Quando l’idea del volume è venuta a maturazione mi sono chiesta quale tipo di prodotto editoriale poteva rispecchiare con coerenza i percorsi di ricerca che vi venivano documentati e anche le scelte di campo che la Public History richiede. Da un lato la monografia rappresenta il prodotto d’eccellenza, come tale viene richiesto dalla valutazione del sistema accademico a cui appartengo; dall’altro volevo dare ai diversi pubblici potenzialmente interessati ai temi trattati la possibilità di interagire: correggere, commentare, aggiungere.

La scelta è stata quindi quella di produrre in prima istanza una una monografia digitale in revisione aperta (open peer review) che, solo dopo un determinato tempo capitalizzasse le osservazioni nella stesura definitiva con pubblicazione cartacea e digitale8. La monografia digitale è stata messa sul «Bollettino telematico di filosofia politica. Open peer review, put to the test» nell’ottobre 20239 ed è stata chiesta una sua revisione parziale o totale a Monica Baldassarri, Gianni Bergamaschi, Letizia Chiti, Fabio Dei, Gianluca Fulvetti, Laura Galoppini, Massimiliano Grava, Roberto Gronda, Stefano Manganaro, Luigi Marrai, Serge Noiret, Paolo Pontari, Olga Ricci, Giampaolo Salice, Nicoletta Salvatori, Andrea Tilatti, Alessandra Veronese, Eliana Vecchi. La revisione è stata comunque aperta anche al pubblico -che si doveva però prima accreditare – e diffusa tramite varie mailing list. La lista completa dei revisori sarà disponibile nell’edizione definitiva.

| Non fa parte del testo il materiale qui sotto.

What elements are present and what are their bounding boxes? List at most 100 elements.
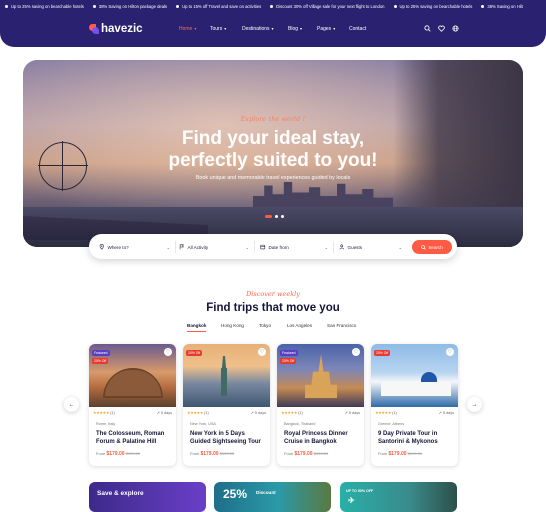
location-pin-icon (99, 244, 104, 250)
ticker-item[interactable]: Up to 25% saving on bearchable hotels (5, 4, 84, 9)
tour-price: From $179.00 $199.00 (190, 451, 235, 457)
tab-tokyo[interactable]: Tokyo (259, 323, 271, 328)
user-icon (339, 244, 344, 250)
tour-price: From $179.00 $199.00 (378, 451, 423, 457)
top-header: Up to 25% saving on bearchable hotels 38… (0, 0, 546, 47)
send-icon: ➚ (156, 411, 160, 415)
duration: ➚ 5 days (438, 411, 454, 415)
hero-title: Find your ideal stay, perfectly suited t… (168, 128, 378, 171)
search-button[interactable]: Search (412, 240, 452, 254)
promo-ticker: Up to 25% saving on bearchable hotels 38… (0, 0, 546, 12)
chevron-down-icon: ▾ (333, 26, 336, 31)
chevron-down-icon: ⌄ (324, 244, 328, 250)
featured-badge: Featured (92, 350, 110, 356)
carousel-next-button[interactable]: → (467, 397, 482, 412)
featured-badge: Featured (280, 350, 298, 356)
nav-blog[interactable]: Blog ▾ (288, 26, 302, 32)
discount-badge: 20% Off (374, 350, 391, 356)
section-eyebrow: Discover weekly (246, 290, 300, 298)
wishlist-heart-icon[interactable]: ♡ (446, 348, 454, 356)
arrow-right-icon: → (471, 401, 478, 408)
carousel-prev-button[interactable]: ← (64, 397, 79, 412)
slider-dot[interactable] (265, 215, 272, 218)
promo-banner[interactable]: UP TO 50% OFF ✈ (340, 482, 457, 512)
chevron-down-icon: ▾ (271, 26, 274, 31)
tour-location: Greece, Athens (378, 422, 405, 426)
guests-field[interactable]: Guests ⌄ (335, 241, 407, 253)
section-title: Find trips that move you (206, 302, 340, 314)
arrow-left-icon: ← (68, 401, 75, 408)
search-bar: Where to? ⌄ All Activity ⌄ Date from ⌄ Gues… (89, 234, 457, 259)
promo-banner[interactable]: Save & explore (89, 482, 206, 512)
tour-card[interactable]: 20% Off ♡ ★★★★★ (1) ➚ 5 days Greece, Athe… (371, 344, 458, 466)
tour-price: From $179.00 $199.00 (284, 451, 329, 457)
tour-title[interactable]: 9 Day Private Tour in Santorini & Mykono… (378, 430, 454, 446)
main-nav: havezic Home ▾ Tours ▾ Destinations ▾ Blog ▾… (0, 14, 546, 44)
tour-card[interactable]: Featured 20% Off ♡ ★★★★★ (1) ➚ 5 days Rom… (89, 344, 176, 466)
date-field[interactable]: Date from ⌄ (256, 241, 334, 253)
logo[interactable]: havezic (89, 23, 143, 35)
tour-card[interactable]: Featured 20% Off ♡ ★★★★★ (1) ➚ 5 days Ban… (277, 344, 364, 466)
ticker-item[interactable]: 38% Saving on Hilton package deals (92, 4, 167, 9)
tab-san-francisco[interactable]: San Francisco (327, 323, 356, 328)
heart-icon[interactable] (438, 25, 445, 32)
tour-price: From $179.00 $199.00 (96, 451, 141, 457)
send-icon: ➚ (438, 411, 442, 415)
slider-dot[interactable] (275, 215, 278, 218)
discount-badge: 20% Off (280, 358, 297, 364)
promo-banner[interactable]: 25% Discount (214, 482, 331, 512)
globe-icon[interactable] (452, 25, 459, 32)
tour-location: Rome, Italy (96, 422, 116, 426)
chevron-down-icon: ▾ (194, 26, 197, 31)
discount-badge: 20% Off (92, 358, 109, 364)
ticker-item[interactable]: 38% Saving on Hilt (481, 4, 523, 9)
chevron-down-icon: ⌄ (245, 244, 249, 250)
nav-pages[interactable]: Pages ▾ (317, 26, 335, 32)
tour-card[interactable]: 20% Off ♡ ★★★★★ (1) ➚ 5 days New York, US… (183, 344, 270, 466)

Questo volume presenta una riflessione complessiva su studi che si sono sviluppati in diversi anni e che mi hanno visto collaborare con numerosi esperti di varie discipline, a cui mi lega un rapporto di amicizia oltre che una grande stima verso le rispettive capacità e competenze. Ringrazio in particolare per la storia della regione Franco Bonatti, Mario Nobili, Paolo Pontari, Edilio Riccardini, Olga Ricci, Raffaele Savigni ed Eliana Vecchi; per la toponomastica Sergio Mussi; per l’antropologia Fabio Dei; per l’agiografia Gianni Bergamaschi; per la geomorfologia Marta Pappalardo; per ciò che attiene l’archeologia Monica Baldassarri, Letizia Chiti, Massimo Dadà, Francesca Lemmi e Luca Parodi; per i GIS Massimiliano Grava e Paolo Mogorovich; per le Digital Humanities in senso lato Federico Boschetti, Vittore Casarosa, Angelo Mario Del Grosso, Chiara Di Pietro, Marianna Giardina, Chiara Mannari, Roberto Rosselli Del Turco, Maria Chiar Pievatolo, Maria Simi, Simona Turbanti e tutti i numerosi laureandi di Informatica Umanistica, Storia e Archeologia che ho avuto la fortuna di seguire, oltre che gli amici e i colleghi dell’AIUCD; per la Public History eterna gratitudine va all’amico che mi ci ha trascinato, Serge Noiret, e a tutte le persone fantastiche che popolano l’AIPH. Un ringraziamento speciale, infine, a tutto il personale di archivi, biblioteche e musei che ho infastidito in questi anni e che mi auguro continuerò a importunare per lungo tempo.

Non ho possibilità di sapere se questo lavoro sarebbe piaciuto a Gabriella Rossetti, maestra incomparabile a cui sarò per sempre grata. Mi sono inizialmente mossa su percorsi da lei inaugurati, ma ho poi preso bivi che mi hanno portato lontano dai suoi lavori, sempre tuttavia spinta dal suo invito a ragionare fuori dagli schemi ma a fronte di un’esegesi rigorosa delle fonti. Attualmente la studiosa non può essere disturbata con richieste di consulenza o consigli.  Voglio però pensare che non le sarebbe dispiaciuto leggere e commentare questo mio lavoro, come usava fare con tutte le cose che scrivevo quando mi prese sotto la sua ala.